Wenngleich einzelnen Beschwerdeeinwänden unter dem Gesichtspunkt unzureichender und unvollständiger Begründung die Berechtigung nicht abgesprochen werden kann, erweist sich die Mängelrüge doch im Ergebnis als nicht zielführend.

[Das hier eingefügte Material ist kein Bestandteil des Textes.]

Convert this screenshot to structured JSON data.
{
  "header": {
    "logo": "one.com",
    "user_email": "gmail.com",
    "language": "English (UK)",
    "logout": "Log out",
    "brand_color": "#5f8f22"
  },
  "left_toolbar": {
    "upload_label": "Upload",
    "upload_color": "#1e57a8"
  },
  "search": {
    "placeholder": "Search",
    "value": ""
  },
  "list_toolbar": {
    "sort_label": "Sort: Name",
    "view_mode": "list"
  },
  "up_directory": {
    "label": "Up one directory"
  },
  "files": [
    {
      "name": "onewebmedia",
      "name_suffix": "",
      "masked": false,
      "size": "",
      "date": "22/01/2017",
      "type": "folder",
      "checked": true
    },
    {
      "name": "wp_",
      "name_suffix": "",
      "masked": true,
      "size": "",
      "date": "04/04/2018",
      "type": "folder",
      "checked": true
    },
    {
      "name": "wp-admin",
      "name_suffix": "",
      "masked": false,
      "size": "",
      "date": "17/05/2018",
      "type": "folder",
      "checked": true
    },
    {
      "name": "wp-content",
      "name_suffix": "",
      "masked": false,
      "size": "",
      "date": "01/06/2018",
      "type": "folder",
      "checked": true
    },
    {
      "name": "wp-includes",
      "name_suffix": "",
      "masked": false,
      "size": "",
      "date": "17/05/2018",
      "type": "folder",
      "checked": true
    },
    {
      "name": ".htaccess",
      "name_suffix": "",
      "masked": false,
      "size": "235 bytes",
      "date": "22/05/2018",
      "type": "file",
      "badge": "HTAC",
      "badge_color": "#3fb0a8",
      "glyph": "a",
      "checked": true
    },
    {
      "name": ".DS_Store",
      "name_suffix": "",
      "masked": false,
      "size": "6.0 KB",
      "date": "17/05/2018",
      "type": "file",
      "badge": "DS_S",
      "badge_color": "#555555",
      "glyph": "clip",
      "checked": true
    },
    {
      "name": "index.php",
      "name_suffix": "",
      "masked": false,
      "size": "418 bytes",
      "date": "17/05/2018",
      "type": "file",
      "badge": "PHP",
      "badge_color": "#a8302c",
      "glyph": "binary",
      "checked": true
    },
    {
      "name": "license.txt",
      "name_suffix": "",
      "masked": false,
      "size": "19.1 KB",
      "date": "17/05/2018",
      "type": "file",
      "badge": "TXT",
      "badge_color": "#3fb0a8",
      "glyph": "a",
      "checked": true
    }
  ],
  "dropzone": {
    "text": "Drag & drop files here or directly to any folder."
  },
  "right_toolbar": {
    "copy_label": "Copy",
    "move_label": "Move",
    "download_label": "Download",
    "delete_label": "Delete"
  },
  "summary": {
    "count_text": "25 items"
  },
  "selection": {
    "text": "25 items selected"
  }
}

Zutreffend weist die Beschwerdeführerin darauf hin, dass das Schöffengericht bei der Feststellung der fehlenden subjektiven Tatseite wesentliche Verfahrensergebnisse, insbesondere die Aussage der Zeugin Elfriede J***** (S 385/II), unerörtert gelassen habe, wogegen die Annahme der gutgläubigen Zueignung der Wertpapiere - der Beschwerde zuwider - nicht im Widerspruch zu den nachfolgenden Feststellungen über die Schadensgutmachung steht. Die der Konstatierung einer vollständigen Schadensgutmachung durch die Angeklagte (US 11) entgegenstehenden Verfahrensergebnisse (insbesondere S 393/II) wurde tatsächlich mit Stillschweigen übergangen.

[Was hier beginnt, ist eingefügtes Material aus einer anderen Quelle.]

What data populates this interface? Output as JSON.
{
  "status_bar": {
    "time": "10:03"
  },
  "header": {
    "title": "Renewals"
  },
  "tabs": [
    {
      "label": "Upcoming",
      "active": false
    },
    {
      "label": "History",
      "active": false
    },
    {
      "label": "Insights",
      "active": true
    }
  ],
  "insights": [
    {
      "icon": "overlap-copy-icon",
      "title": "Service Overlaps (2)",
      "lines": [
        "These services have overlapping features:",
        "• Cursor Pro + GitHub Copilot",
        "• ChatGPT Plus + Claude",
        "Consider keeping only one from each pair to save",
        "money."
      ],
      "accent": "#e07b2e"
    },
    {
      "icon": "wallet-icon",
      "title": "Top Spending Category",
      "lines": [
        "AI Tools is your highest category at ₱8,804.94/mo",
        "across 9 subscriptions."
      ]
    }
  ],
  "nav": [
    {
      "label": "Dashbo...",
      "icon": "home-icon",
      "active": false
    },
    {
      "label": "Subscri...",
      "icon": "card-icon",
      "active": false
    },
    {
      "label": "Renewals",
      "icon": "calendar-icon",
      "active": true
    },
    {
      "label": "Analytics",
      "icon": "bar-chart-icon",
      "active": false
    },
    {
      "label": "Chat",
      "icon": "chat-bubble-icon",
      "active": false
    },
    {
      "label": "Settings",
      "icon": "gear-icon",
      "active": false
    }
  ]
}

Diesen nur auf einzelne Gesichtspunkte abstellenden, jedoch die gebotene Gesamtbeurteilung der Urteilsgründe außer Acht lassenden Einwendungen kann aber ein Erfolg nicht beschieden sein, weil das Erstgericht - wie bereits ausgeführt - ersichtlich auch vom Vorliegen des Strafaufhebungsgrundes der tätigen Reue (§§ 167 Abs 4; 229 Abs 2 StGB) ausgegangen ist. Abgesehen davon, dass durch das inkriminierte Verhalten der Angeklagten wegen der noch nicht erfolgten Einantwortung ein Vermögensschaden nur zum Nachteil der Verlassenschaft eintreten konnte, sollte durch die erwähnte "Haftungserklärung" vom 4. Mai 1998 (US 18, 22) die Restitution der der Verlassenschaft vorenthaltenen Beträge (US 17: ca 80.000 S) durch dritte Personen (Elfriede und Roland J*****) vertraglich sichergestellt werden. Die im Ersturteil fehlenden Feststellungen zum Erfordernis des ernstlichen Bemühens der Angeklagten um Schadensgutmachung im Sinne des § 167 Abs 4 StGB ließ die Beschwerdeführerin aber ungerügt.

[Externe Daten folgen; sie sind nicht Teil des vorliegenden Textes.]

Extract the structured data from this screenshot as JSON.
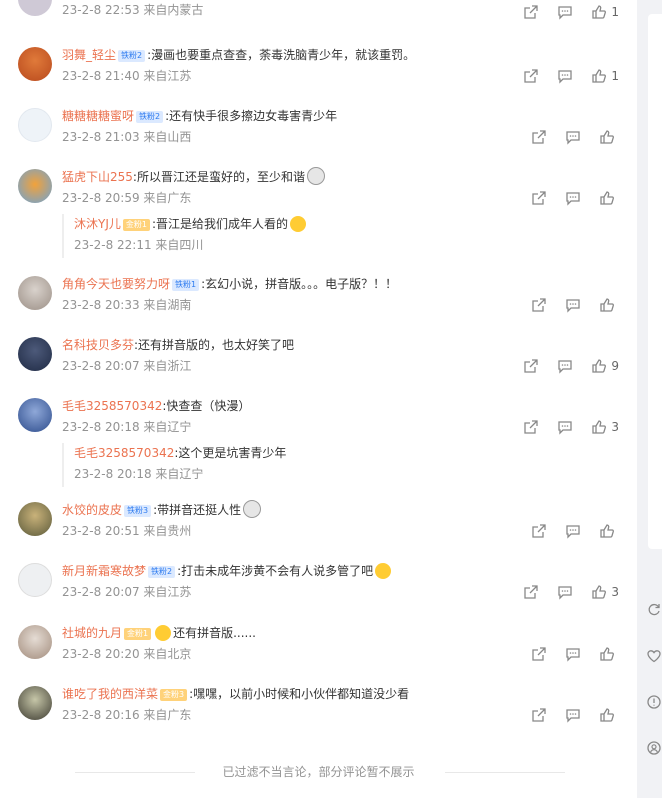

Schließlich versagt der Beschwerdeeinwand, aus der "Haftungserklärung" könne der Nichteintritt eines Vermögensschadens der erbserklärten Erben Elfriede und Roland J***** nicht abgeleitet werden, weil die gegenständliche Verpflichtungserklärung sinngemäß auch deren Verzicht auf die Restforderung enthält (US 17). Die unbegründete Nichtigkeitsbeschwerde der Staatsanwaltschaft war daher bereits bei einer nichtöffentlichen Beratung nach § 285d Abs 1 StPO zurückzuweisen.